Primary testing regime chaotic, say head teachers
The testing regime for primary schools in England is in chaos and distracting to pupils, says the National Association of Head Teachers.
Heads gathering for the union's annual conference in Birmingham are urging the government to work with them to set up a new assessment system for next year.
NAHT head Russell Hobby said primary tests no longer gave parents reliable information on children's progress.
Tests allow teachers to spot when pupils need more help, say ministers.
The NAHT highlighted issues such as a lack of time to implement the new primary curriculum and its "inappropriate content", a lack of clarity on standards and contradictory guidelines plus the late publication of materials.
It also highlighted the accidental publication of the content of the spelling, punctuation and grammar test and the cancellation of this year's planned baseline test for pupils in Reception following unsuccessful trials.
Speaking ahead of the conference, Mr Hobby said: "Testing has a role to play in the assessment of children, but the poorly designed tests and last minute-changes we have seen this year do not add value to teaching.
"Increasingly, parents and teachers agree that high-stakes statutory tests like Sats can actually make it harder to find out what children are really learning and to improve their education.
"Our conversations with parents show that they want tests and assessments which help schools understand their children - on a regular basis with lower stakes - rather than what are fast becoming high-profile high-pressure exams."
The incoming NAHT president, Kim Johnson, is to highlight, in his speech, how pressures being placed on children and young people are having an impact on their mental health.
And he will say educational funding is being used to prop up social care and health services in schools.

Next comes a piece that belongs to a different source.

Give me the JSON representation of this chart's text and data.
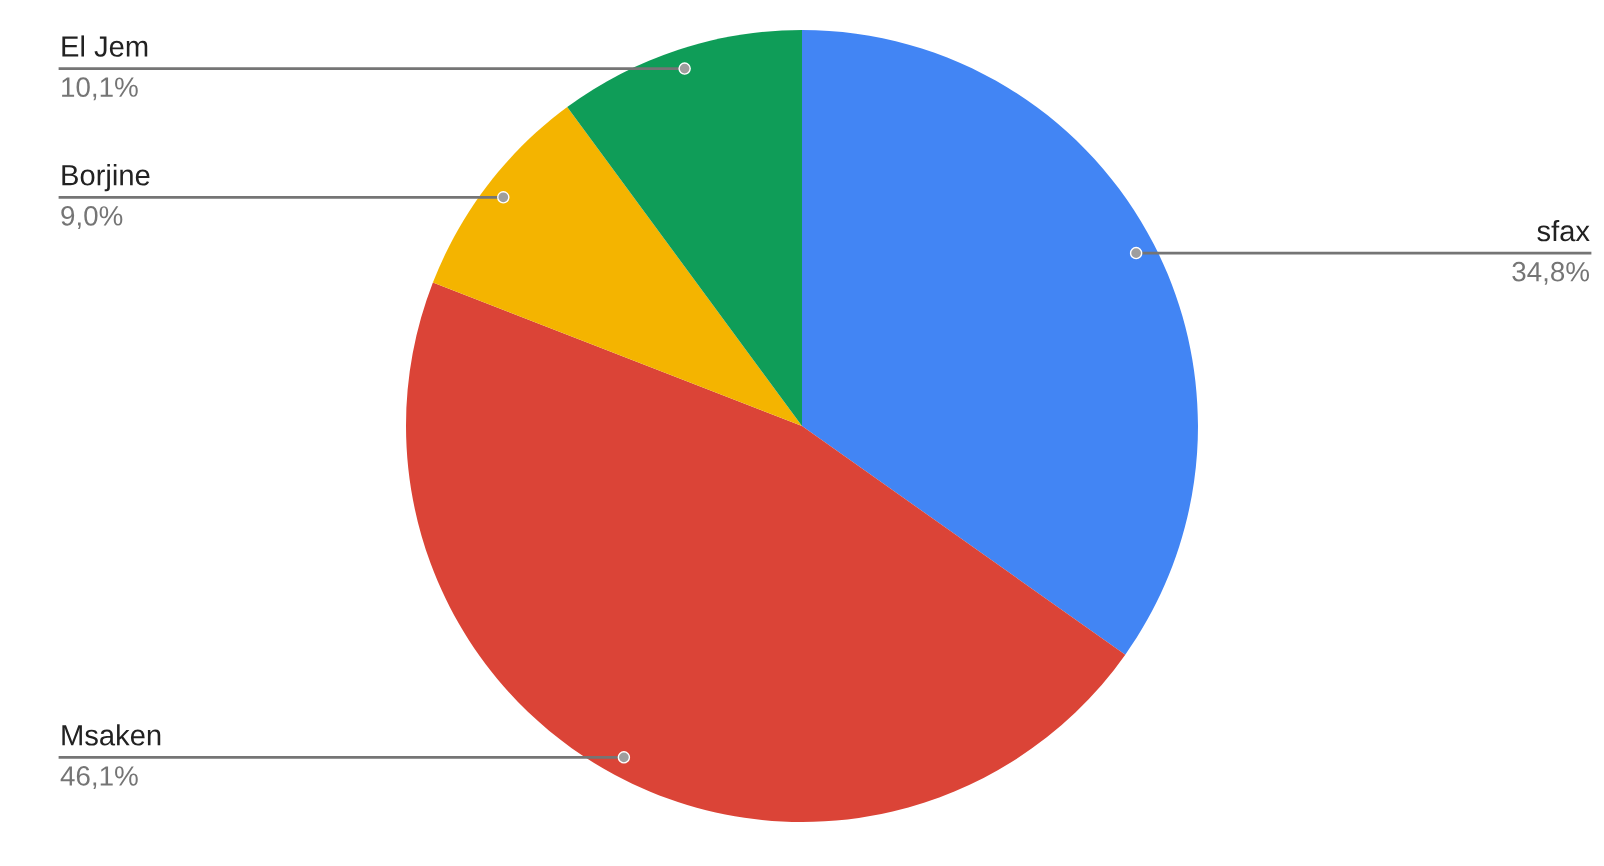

"The impact on our budgets is significant, yet we daily make decisions that must address well-being, basic food and clothing needs, and medical care to give some children the same start to the day that others take for granted," he will add.
The head teachers' union also plans to debate issues such as forced academisation, assessment and British values in schools, over the weekend.
A Department for Education spokesman said: "Parents rightly expect their children to leave primary school having mastered the basics of literacy and numeracy, and that is why we have tests at the end of Key Stage 2.
"A high-quality education in English - and the ability to communicate effectively - is an important part of the government's commitment to extend opportunity to all.
"All of the documents necessary for the tests and teacher assessments at Key Stage 2 have been available since September 2015.
"We have also recently published materials to support teachers making their judgements.
"We are always willing to engage in discussion with teaching unions to ensure that this transition year goes smoothly."